The new Agriculture Department project marks a social justice win for Indigenous people. Participating tribal nations are poised to have expanded options for picking meats, produce, fish, and grains that go into their FDPIR food packages. They can also buy from commercial vendors instead of the U.S. government.
“USDA is fully committed to supporting the restoration of indigenous food, to empower indigenous agricultural economies and to improve indigenous health through traditional foods,” said Stacy Dean, deputy under secretary for food, nutrition, and consumer services. “We are embracing this opportunity to make long-term enhancements to FDPIR by learning more about the nutritional needs and preferences of tribal communities.”

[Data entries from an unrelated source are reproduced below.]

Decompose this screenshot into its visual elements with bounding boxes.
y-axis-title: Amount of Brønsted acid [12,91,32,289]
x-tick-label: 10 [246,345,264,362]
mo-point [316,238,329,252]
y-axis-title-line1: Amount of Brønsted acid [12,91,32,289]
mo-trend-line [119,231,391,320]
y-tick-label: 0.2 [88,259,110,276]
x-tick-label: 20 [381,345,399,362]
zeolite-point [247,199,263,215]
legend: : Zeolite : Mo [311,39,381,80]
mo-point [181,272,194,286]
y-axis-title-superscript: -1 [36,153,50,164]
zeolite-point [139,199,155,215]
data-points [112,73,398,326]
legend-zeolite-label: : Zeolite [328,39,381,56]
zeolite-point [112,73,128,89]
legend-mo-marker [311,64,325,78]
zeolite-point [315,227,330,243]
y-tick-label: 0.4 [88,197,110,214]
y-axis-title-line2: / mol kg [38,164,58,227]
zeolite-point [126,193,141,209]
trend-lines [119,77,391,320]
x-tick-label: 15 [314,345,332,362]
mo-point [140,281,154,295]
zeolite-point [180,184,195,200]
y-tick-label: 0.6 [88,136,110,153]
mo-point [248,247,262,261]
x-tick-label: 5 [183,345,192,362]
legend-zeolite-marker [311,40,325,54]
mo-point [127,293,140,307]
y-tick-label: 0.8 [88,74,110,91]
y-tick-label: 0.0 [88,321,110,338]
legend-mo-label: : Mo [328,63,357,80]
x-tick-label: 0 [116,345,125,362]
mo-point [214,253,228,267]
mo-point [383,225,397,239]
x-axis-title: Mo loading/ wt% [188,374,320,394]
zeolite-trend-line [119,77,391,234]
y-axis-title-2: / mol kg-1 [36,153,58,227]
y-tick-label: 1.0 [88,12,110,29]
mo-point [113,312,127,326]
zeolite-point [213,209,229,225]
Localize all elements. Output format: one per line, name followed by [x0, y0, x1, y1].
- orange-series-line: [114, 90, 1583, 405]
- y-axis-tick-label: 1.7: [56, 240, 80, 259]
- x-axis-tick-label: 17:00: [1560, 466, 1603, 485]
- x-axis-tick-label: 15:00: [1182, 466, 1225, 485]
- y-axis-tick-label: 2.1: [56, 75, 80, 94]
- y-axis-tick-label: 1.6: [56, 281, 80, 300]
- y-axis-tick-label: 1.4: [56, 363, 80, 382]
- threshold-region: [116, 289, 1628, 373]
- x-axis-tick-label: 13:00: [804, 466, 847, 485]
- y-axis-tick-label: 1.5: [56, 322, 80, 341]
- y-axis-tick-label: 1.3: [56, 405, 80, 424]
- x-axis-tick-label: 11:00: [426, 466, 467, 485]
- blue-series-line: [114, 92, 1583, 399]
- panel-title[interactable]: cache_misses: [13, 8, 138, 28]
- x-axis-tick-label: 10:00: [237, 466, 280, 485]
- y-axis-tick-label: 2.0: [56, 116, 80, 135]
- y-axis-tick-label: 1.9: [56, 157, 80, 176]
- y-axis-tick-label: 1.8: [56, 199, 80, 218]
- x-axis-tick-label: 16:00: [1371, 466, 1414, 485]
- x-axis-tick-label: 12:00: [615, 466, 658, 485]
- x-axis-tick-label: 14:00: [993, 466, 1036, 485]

The project, which began taking effect last month, is a result of the 2018 farm law (Public Law 115-334). Some contracts stand to last up to three years.
The move comes on the first day of Native American Heritage Month. Out of the U.S. population, 3.7 million identify as solely American Indian and Alaska Native, according to the Census Bureau. Another 5.9 million claim their Indigenous roots along with another racial group.
Food sovereignty is one way to promote the cultures and traditions of the nation’s first residents, advocates say.
La Via Campesina, an international peasant movement, is credited with creating the term, which it defines as a right to healthy and culturally appropriate food produced through ecologically sound and sustainable methods. It also encompasses the right for these communities to define their own food and agricultural systems.
For Native American tribes, culturally relevant food differs depending on the land they called home. After the U.S. government moved those communities to reservations, very few of the tribes’ descendants eat in ways their ancestors would recognize, according to a University of New England Applied Nutrition Program fact sheet.
Indigenous people are suffering the consequences. One out of four experience food insecurity, compared with one out of nine Americans, Feeding America reports. Additionally, about 25% of Native Americans rely on some form of federal food aid, said Sens. Mike Rounds (R-S.D.) and Tina Smith (D-Minn.), who serve on the Indian Affairs Committee.
“American Indians and Alaskan Natives need the opportunity to administer their own federal food programs,” said Lakota Vogel of Four Bands Community Fund, based on the Cheyenne River Sioux Reservation. “Our Tribes are proximate to the resources, cultural knowledge, families and are uniquely vested in the long-term health of Indian Country.”